TouchPadで4番目に高コストな部分はメカニカル/電子機構部位で、そのコストは30ドル、総部品コストの9.4%を占めている。これらには筐体に加えて、プリント基板やコネクタが含まれている。
モバイルDRAM部分はサムスン電子製で、コストは26ドル、全体の8.2%を占めている。TouchPadには極めて高容量の8GbモバイルDDR2 DRAMが使われている。
「他のタブレット製品で使われている4Gbと比較すると、8Gb DDR2はモバイルDRAMとして非常に大容量である。」Rassweilerは言う。「そして、価格も高い。16GBモデルでは、従来メモリの中で最もコスト高だったNANDフラッシュより高くなっている。しかしながら、メモリ価格はバイト当たりのコストが下がり続けているので、8Gb DRAMがタブレット製品の新しいメモリ標準になっていくと見ている。」
単一機能のQualcommチップ
次にコストが高いのはアプリケーションプロセッサで、Qualcomm製の1.5GHzで動作するデュアルコアのマイクロプロセッサ、APQ8060が使用されている。コストは20ドルで総部品コストの6.3%を占める。

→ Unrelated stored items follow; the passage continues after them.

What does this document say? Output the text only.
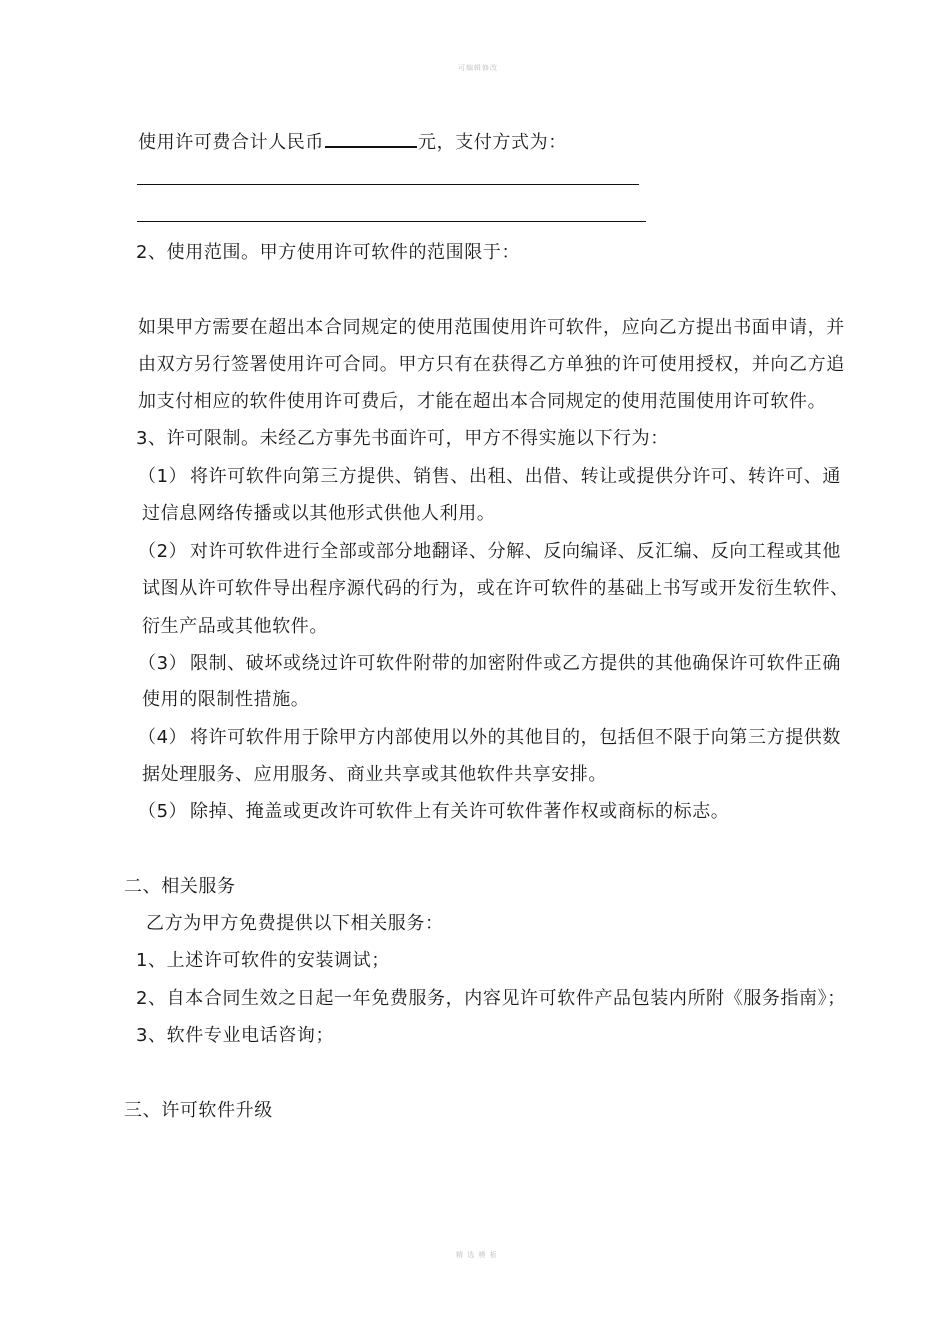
可编辑修改
使用许可费合计人民币	元，支付方式为：
2、使用范围。甲方使用许可软件的范围限于：
如果甲方需要在超出本合同规定的使用范围使用许可软件，应向乙方提出书面申请，并
由双方另行签署使用许可合同。甲方只有在获得乙方单独的许可使用授权，并向乙方追
加支付相应的软件使用许可费后，才能在超出本合同规定的使用范围使用许可软件。
3、许可限制。未经乙方事先书面许可，甲方不得实施以下行为：
（1） 将许可软件向第三方提供、销售、出租、出借、转让或提供分许可、转许可、通
过信息网络传播或以其他形式供他人利用。
（2） 对许可软件进行全部或部分地翻译、分解、反向编译、反汇编、反向工程或其他
试图从许可软件导出程序源代码的行为，或在许可软件的基础上书写或开发衍生软件、
衍生产品或其他软件。
（3） 限制、破坏或绕过许可软件附带的加密附件或乙方提供的其他确保许可软件正确
使用的限制性措施。
（4） 将许可软件用于除甲方内部使用以外的其他目的，包括但不限于向第三方提供数
据处理服务、应用服务、商业共享或其他软件共享安排。
（5） 除掉、掩盖或更改许可软件上有关许可软件著作权或商标的标志。
二、相关服务
乙方为甲方免费提供以下相关服务：
1、上述许可软件的安装调试；
2、自本合同生效之日起一年免费服务，内容见许可软件产品包装内所附《服务指南》；
3、软件专业电话咨询；
三、许可软件升级
精 选 模 板
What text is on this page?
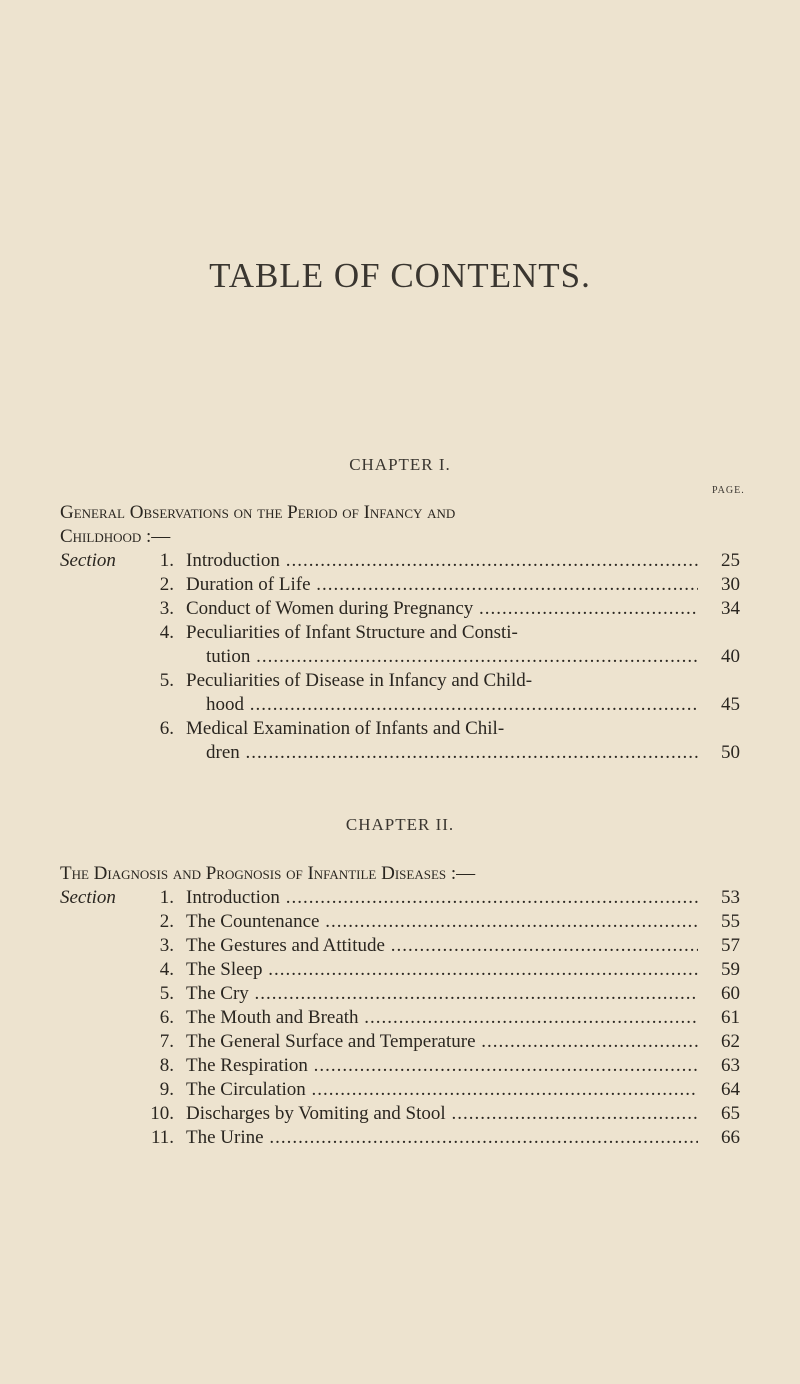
TABLE OF CONTENTS.
CHAPTER I.
PAGE.
General Observations on the Period of Infancy and
Childhood :—
Section	1. Introduction .....	25
2. Duration of Life .....	30
3. Conduct of Women during Pregnancy .....	34
4. Peculiarities of Infant Structure and Consti-
tution .....	40
5. Peculiarities of Disease in Infancy and Child-
hood .....	45
6. Medical Examination of Infants and Chil-
dren .....	50
CHAPTER II.
The Diagnosis and Prognosis of Infantile Diseases :—
Section	1. Introduction .....	53
2. The Countenance .....	55
3. The Gestures and Attitude .....	57
4. The Sleep .....	59
5. The Cry .....	60
6. The Mouth and Breath .....	61
7. The General Surface and Temperature .....	62
8. The Respiration .....	63
9. The Circulation .....	64
10. Discharges by Vomiting and Stool .....	65
11. The Urine .....	66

「IHS iSuppliのティアダウン分析チームでは、これまで多くのQualcommソリューションを見てきたが、3G通信機能などに代表されるQualcommが得意とするワイヤレス機能が付かない単一のQualcommアプリケーションプロセッサを見たのは今回が最初だった。」とRassweilerはコメントする。「TouchPadの次世代版には3Gワイヤレスサービスが利用出来るより完全なQualcommソリューションが搭載されるだろう。」
分厚いバッテリ
バッテリパックのコストは19.4ドルで、総部品コストの6.1を占めている。TouchPadではAmperex Technology製の2セル型リチウムイオンバッテリを採用している。
「2セル型を使用している点でTouchPadのバッテリパックはiPadの初代製品に非常に似ている。」と、Rassweilerは指摘した。「これは、より薄型にするために厚い2セル型の代わりに、薄い3セル型を採用しているiPad 2と対象的である。」
強力なパワーマネジメント機能
次にコスト高なのはパワーマネジメントサブシステムの12.5ドルで、総部品コストの3.9%を占めている。ここには6つの主要なICが使われており、供給メーカは、QualcommやTexas Instruments、またMaxim Integrated Productsである。

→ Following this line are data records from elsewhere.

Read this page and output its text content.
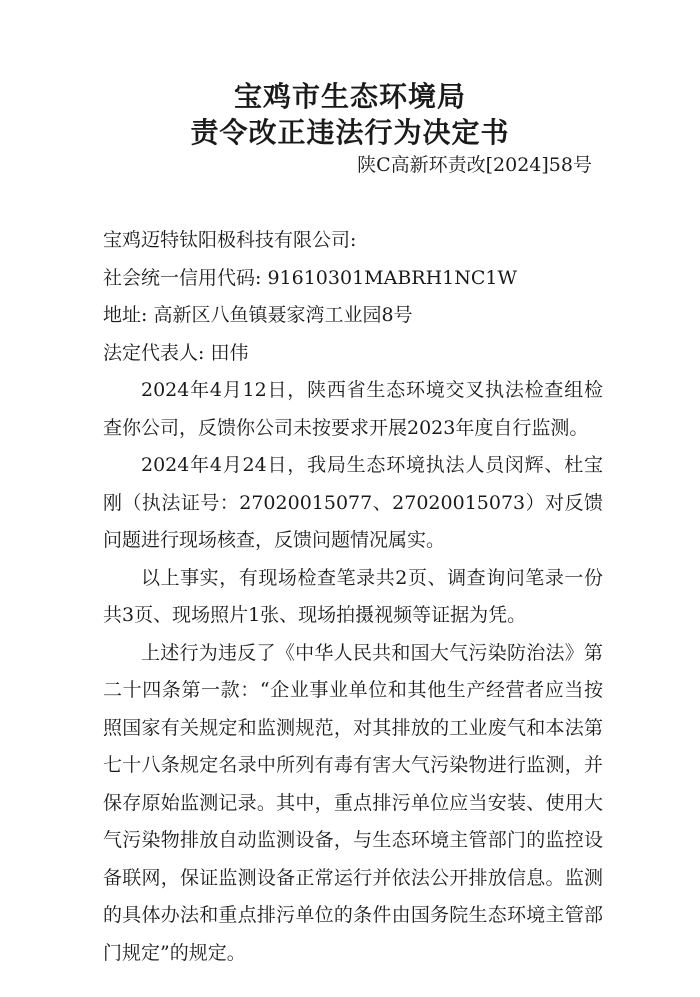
宝鸡市生态环境局
责令改正违法行为决定书
陕C高新环责改[2024]58号

宝鸡迈特钛阳极科技有限公司:

社会统一信用代码: 91610301MABRH1NC1W

地址: 高新区八鱼镇聂家湾工业园8号

法定代表人: 田伟

2024年4月12日，陕西省生态环境交叉执法检查组检查你公司，反馈你公司未按要求开展2023年度自行监测。

2024年4月24日，我局生态环境执法人员闵辉、杜宝刚（执法证号：27020015077、27020015073）对反馈问题进行现场核查，反馈问题情况属实。

以上事实，有现场检查笔录共2页、调查询问笔录一份共3页、现场照片1张、现场拍摄视频等证据为凭。

上述行为违反了《中华人民共和国大气污染防治法》第二十四条第一款：“企业事业单位和其他生产经营者应当按照国家有关规定和监测规范，对其排放的工业废气和本法第七十八条规定名录中所列有毒有害大气污染物进行监测，并保存原始监测记录。其中，重点排污单位应当安装、使用大气污染物排放自动监测设备，与生态环境主管部门的监控设备联网，保证监测设备正常运行并依法公开排放信息。监测的具体办法和重点排污单位的条件由国务院生态环境主管部门规定”的规定。
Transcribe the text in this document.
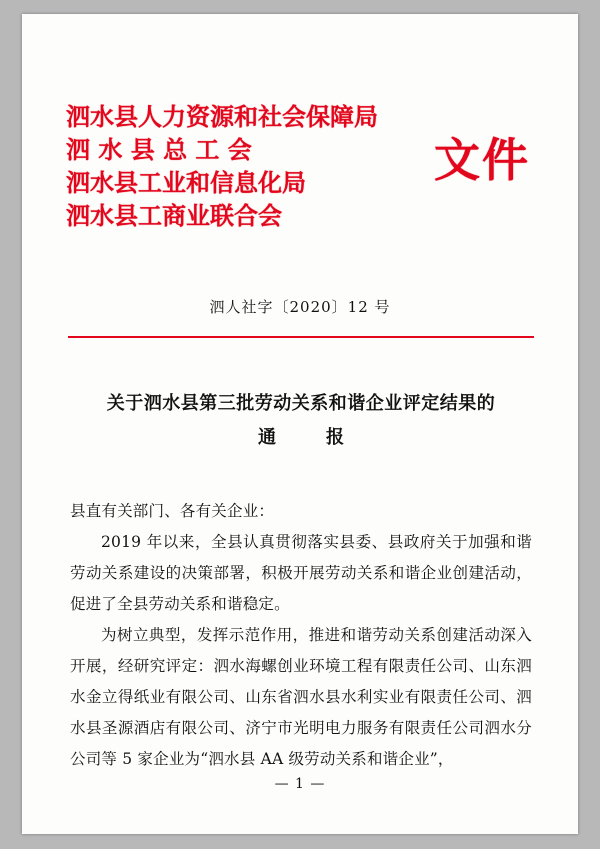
泗水县人力资源和社会保障局
泗 水 县 总 工 会
泗水县工业和信息化局
泗水县工商业联合会
文件
泗人社字〔2020〕12 号
关于泗水县第三批劳动关系和谐企业评定结果的
通　报

县直有关部门、各有关企业：

2019 年以来，全县认真贯彻落实县委、县政府关于加强和谐劳动关系建设的决策部署，积极开展劳动关系和谐企业创建活动，促进了全县劳动关系和谐稳定。

为树立典型，发挥示范作用，推进和谐劳动关系创建活动深入开展，经研究评定：泗水海螺创业环境工程有限责任公司、山东泗水金立得纸业有限公司、山东省泗水县水利实业有限责任公司、泗水县圣源酒店有限公司、济宁市光明电力服务有限责任公司泗水分公司等 5 家企业为“泗水县 AA 级劳动关系和谐企业”，

— 1 —
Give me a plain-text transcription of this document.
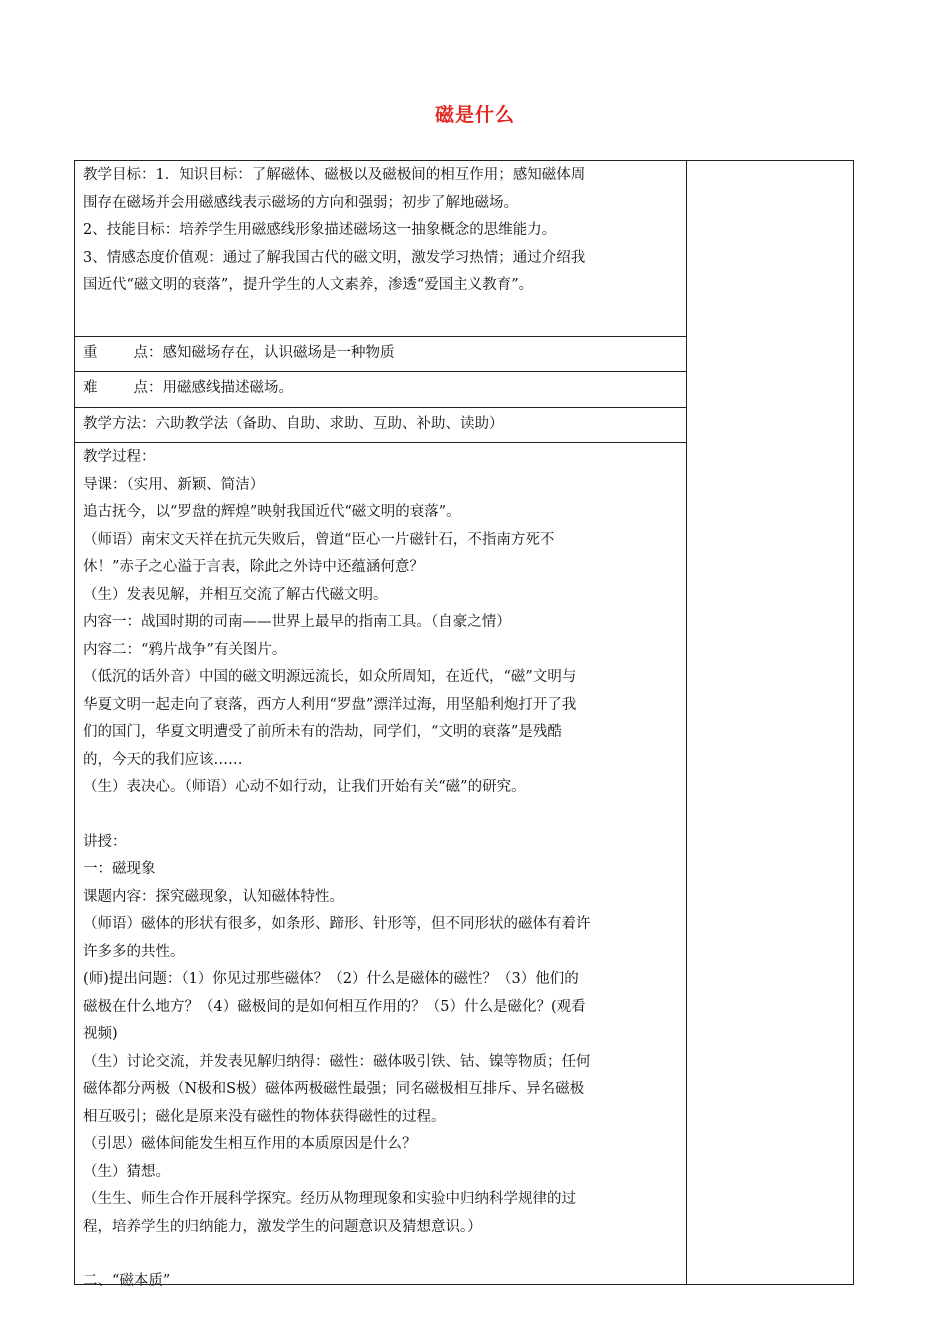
磁是什么
教学目标：1．知识目标：了解磁体、磁极以及磁极间的相互作用；感知磁体周
围存在磁场并会用磁感线表示磁场的方向和强弱；初步了解地磁场。
2、技能目标：培养学生用磁感线形象描述磁场这一抽象概念的思维能力。
3、情感态度价值观：通过了解我国古代的磁文明，激发学习热情；通过介绍我
国近代“磁文明的衰落”，提升学生的人文素养，渗透“爱国主义教育”。
重 点：感知磁场存在，认识磁场是一种物质
难 点：用磁感线描述磁场。
教学方法：六助教学法（备助、自助、求助、互助、补助、读助）
教学过程：
导课：（实用、新颖、简洁）
追古抚今，以“罗盘的辉煌”映射我国近代“磁文明的衰落”。
（师语）南宋文天祥在抗元失败后，曾道“臣心一片磁针石，不指南方死不
休！”赤子之心溢于言表，除此之外诗中还蕴涵何意？
（生）发表见解，并相互交流了解古代磁文明。
内容一：战国时期的司南——世界上最早的指南工具。（自豪之情）
内容二：“鸦片战争”有关图片。
（低沉的话外音）中国的磁文明源远流长，如众所周知，在近代，“磁”文明与
华夏文明一起走向了衰落，西方人利用“罗盘”漂洋过海，用坚船利炮打开了我
们的国门，华夏文明遭受了前所未有的浩劫，同学们，“文明的衰落”是残酷
的，今天的我们应该……
（生）表决心。（师语）心动不如行动，让我们开始有关“磁”的研究。
讲授：
一：磁现象
课题内容：探究磁现象，认知磁体特性。
（师语）磁体的形状有很多，如条形、蹄形、针形等，但不同形状的磁体有着许
许多多的共性。
(师)提出问题：（1）你见过那些磁体？（2）什么是磁体的磁性？（3）他们的
磁极在什么地方？（4）磁极间的是如何相互作用的？（5）什么是磁化？(观看
视频)
（生）讨论交流，并发表见解归纳得：磁性：磁体吸引铁、钴、镍等物质；任何
磁体都分两极（N极和S极）磁体两极磁性最强；同名磁极相互排斥、异名磁极
相互吸引；磁化是原来没有磁性的物体获得磁性的过程。
（引思）磁体间能发生相互作用的本质原因是什么？
（生）猜想。
（生生、师生合作开展科学探究。经历从物理现象和实验中归纳科学规律的过
程，培养学生的归纳能力，激发学生的问题意识及猜想意识。）
二、“磁本质”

「TouchPadでは結構なパワーマネジメント機能が装備されている。」とRassweilerは言う。「この傾向は最初のiPadから見られた。それはメディアタブレットの中に、一見不釣り合いな数のパワーマネジメント機能が搭載されていると思われた。しかし、特にバッテリパックは、コストやサイズの制約を受けるため、タブレット製品を使う上でキーとなるバッテリーライフに製造メーカが力を入れている自然な成り行きと言える。」
他の注目される点
ティアダウンを通して他にTouchPadデザインで目立ったサブシステム:
l タッチコントロール/ドライバープリント基板
Cypress Semiconductor 製のモジュラー型ターンキーソリューション。Cypress製チップを6つ搭載。

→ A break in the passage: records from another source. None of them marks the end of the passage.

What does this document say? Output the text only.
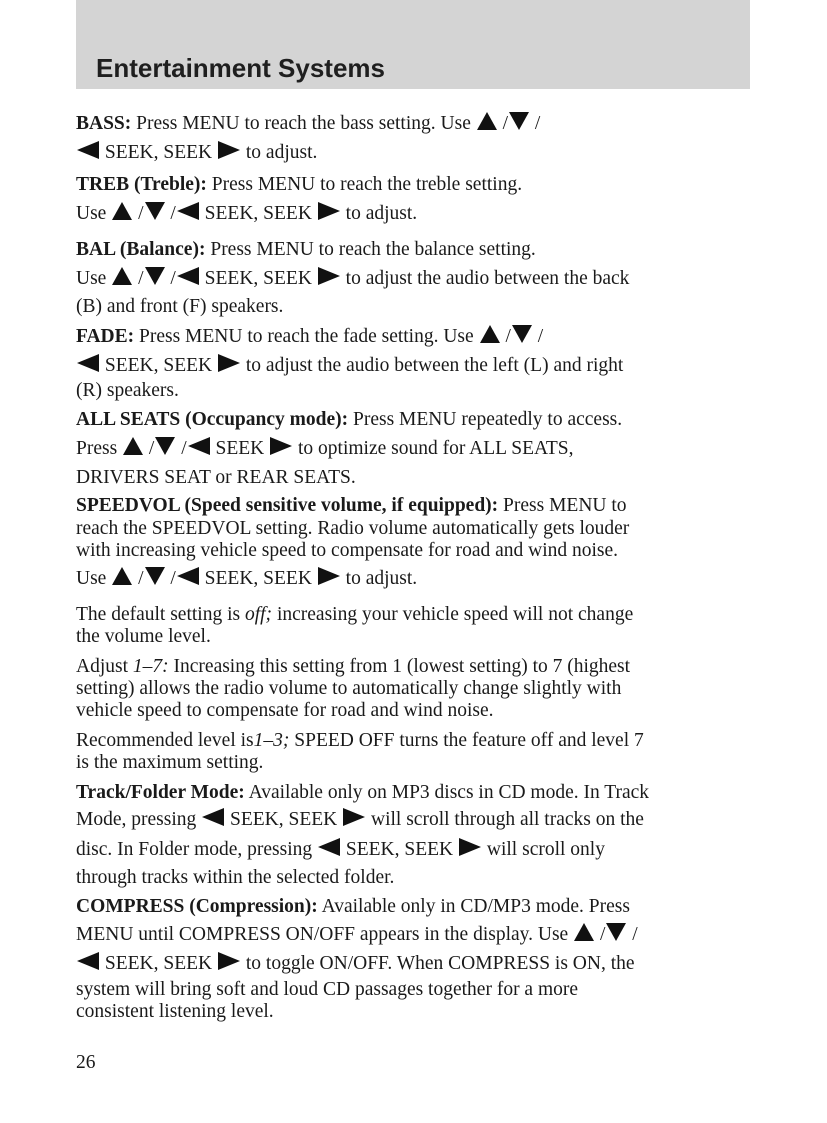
Entertainment Systems
BASS: Press MENU to reach the bass setting. Use  / /
SEEK, SEEK  to adjust.
TREB (Treble): Press MENU to reach the treble setting.
Use  / / SEEK, SEEK  to adjust.
BAL (Balance): Press MENU to reach the balance setting.
Use  / / SEEK, SEEK  to adjust the audio between the back
(B) and front (F) speakers.
FADE: Press MENU to reach the fade setting. Use  / /
SEEK, SEEK  to adjust the audio between the left (L) and right
(R) speakers.
ALL SEATS (Occupancy mode): Press MENU repeatedly to access.
Press  / / SEEK  to optimize sound for ALL SEATS,
DRIVERS SEAT or REAR SEATS.
SPEEDVOL (Speed sensitive volume, if equipped): Press MENU to
reach the SPEEDVOL setting. Radio volume automatically gets louder
with increasing vehicle speed to compensate for road and wind noise.
Use  / / SEEK, SEEK  to adjust.
The default setting is off; increasing your vehicle speed will not change
the volume level.
Adjust 1–7: Increasing this setting from 1 (lowest setting) to 7 (highest
setting) allows the radio volume to automatically change slightly with
vehicle speed to compensate for road and wind noise.
Recommended level is1–3; SPEED OFF turns the feature off and level 7
is the maximum setting.
Track/Folder Mode: Available only on MP3 discs in CD mode. In Track
Mode, pressing  SEEK, SEEK  will scroll through all tracks on the
disc. In Folder mode, pressing  SEEK, SEEK  will scroll only
through tracks within the selected folder.
COMPRESS (Compression): Available only in CD/MP3 mode. Press
MENU until COMPRESS ON/OFF appears in the display. Use  / /
SEEK, SEEK  to toggle ON/OFF. When COMPRESS is ON, the
system will bring soft and loud CD passages together for a more
consistent listening level.
26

この分野ではAmtelがCypressの主な競合となっている。
l ユーザーインターフェース
InvenSense製の3軸型ジャイロスコープ。
STMicroelectronics製の3軸型磁力計を集積したワンチップ3軸加速度計
l ワイヤレスLAN/Bluetoothサブシステム
Qualcomm Atheros 製のモバイル用RF機能オンチップソリューション。
このチップは他のソリューションと比較してより少ない外部サポート部品で済む。